I watched a mother teach her daughter how to tell which glove was for the right and the left hand and I thought of all the things that we teach our children without plan. I remember so many moments such as how to hold a sippy cup and how to use a fork and spoon. Another was how and when to cross the street. Oh my, that was a difficult one, allowing my precious child to walk across at street, with the danger of traffic always there. None of these lessons were particularly significant, except for my children as they gathered the necessary knowledge to live in this world.
Other little lessons: How to tell the front from the back of a piece of clothing? What about learning to tie a shoe? Each are tangents to a bigger project, the creation of a person.
These are intimacies that we forget. How important was it, how useful, to teach your little one how to button their coat, use a zipper?
It was Sunday morning after church when, in a very crowded Nojaims, while debating whether to add cottage cheese to my basket, I bumped into a gentleman near the dairy section. I apologized for being in his way. He smiled in acknowledgement, but then stopped and told me this tale.
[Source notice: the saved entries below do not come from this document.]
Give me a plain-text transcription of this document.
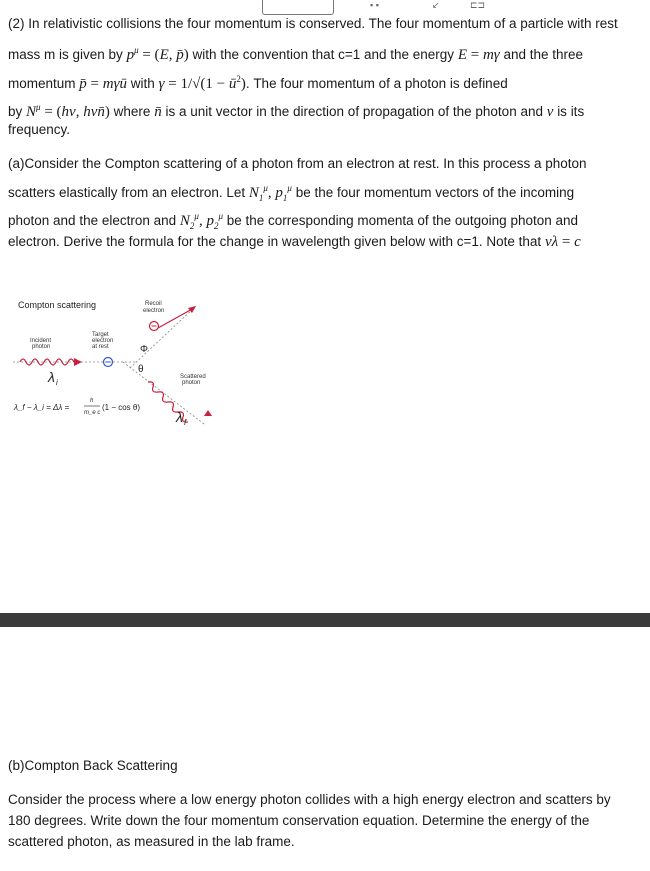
▪ ▪	↙	⊏⊐
(2) In relativistic collisions the four momentum is conserved. The four momentum of a particle with rest
mass m is given by $p^\mu = (E$, p̄) with the convention that c=1 and the energy E = mγ and the three
momentum p̄ = mγū with $\gamma = 1/√(1 - ū^2)$. The four momentum of a photon is defined
by $N^\mu = (h\nu$, hνn̄) where n̄ is a unit vector in the direction of propagation of the photon and ν is its
frequency.
(a)Consider the Compton scattering of a photon from an electron at rest. In this process a photon
scatters elastically from an electron. Let $N_1^\mu$, $p_1^\mu$ be the four momentum vectors of the incoming
photon and the electron and $N_2^\mu$, $p_2^\mu$ be the corresponding momenta of the outgoing photon and
electron. Derive the formula for the change in wavelength given below with c=1. Note that νλ = c
Compton scattering	Recoil
electron
Incident
photon
Target
electron
at rest	Φ
θ
Scattered
photon
λ i
λ f
λ_f − λ_i = Δλ =
h
m_e c
(1 − cos θ)
(b)Compton Back Scattering
Consider the process where a low energy photon collides with a high energy electron and scatters by
180 degrees. Write down the four momentum conservation equation. Determine the energy of the
scattered photon, as measured in the lab frame.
Last week he held the door for a woman who asked why he did that. Taking a step and moving his head a bit closer to emphasize his message, he went on to say that his father would have given him a good lashing if he forgot his manners.
“I will always hold the door for a woman,” he concluded.
I smiled and said that I appreciate anyone holding the door for me and that if the occasion occurred, I would hold the door for him.
Yes, there are all those little things that we teach our children, things and ideas that form the basis for our reality – how to behave, how to negotiate commonalities.
I sat with a group of professional women over lunch one afternoon. The conversation was about meshing motherhood with work. (As if motherhood wasn’t work.) One brought up the idea of going to church on Sunday, the way she did as a child. She confessed that her children have only been in church when they attended a funeral.
“What I knew, they don’t know” … most of the mothers concluded that their lives were too busy to add something like attending church services every week. There was skiing in winter, soccer practice or something like it on Sundays, sleeping in on Sundays … the list was long.
“I don’t think that church is necessary,” one said. “I teach my children good values and healthy living and that is enough.”
My parents taught me to call adults by their surname, to choose the “good clothes” for church and special occasions, to ask to be excused from the dinner table, and so on. We went to church every Sunday. My children did the same. And then life happened and, as time passed, many of those little things changed, leaving us confused, uncomfortable. What was correct was no longer correct. There is an underlying discomfort when what you learned, what you believed, is no longer relevant or true. The me that was made up at least in part of those behaviors that have been rejected is sometimes confused, reticent even, to question the changes.
Some institutions that defined how we lived our lives have been lost, or at least demoted in importance, as are the cultures associated with them.
Change is constant, and in a highly technical world, faster than many can easily manage even though culture is something we create ourselves with our tastes in music, fashion, food, entertainment and what constitutes moral behavior, etc. The choices and preferences for how we create culture are seen to be out of our hands. The differences among generations and areas of the country are astoundingly visible when it comes to many of the cultural preferences we don’t share.
But there will always be shoelaces to tie, buttons to button, instructions about crossing the street. The loving warmth of parent and child in those little things is eternal.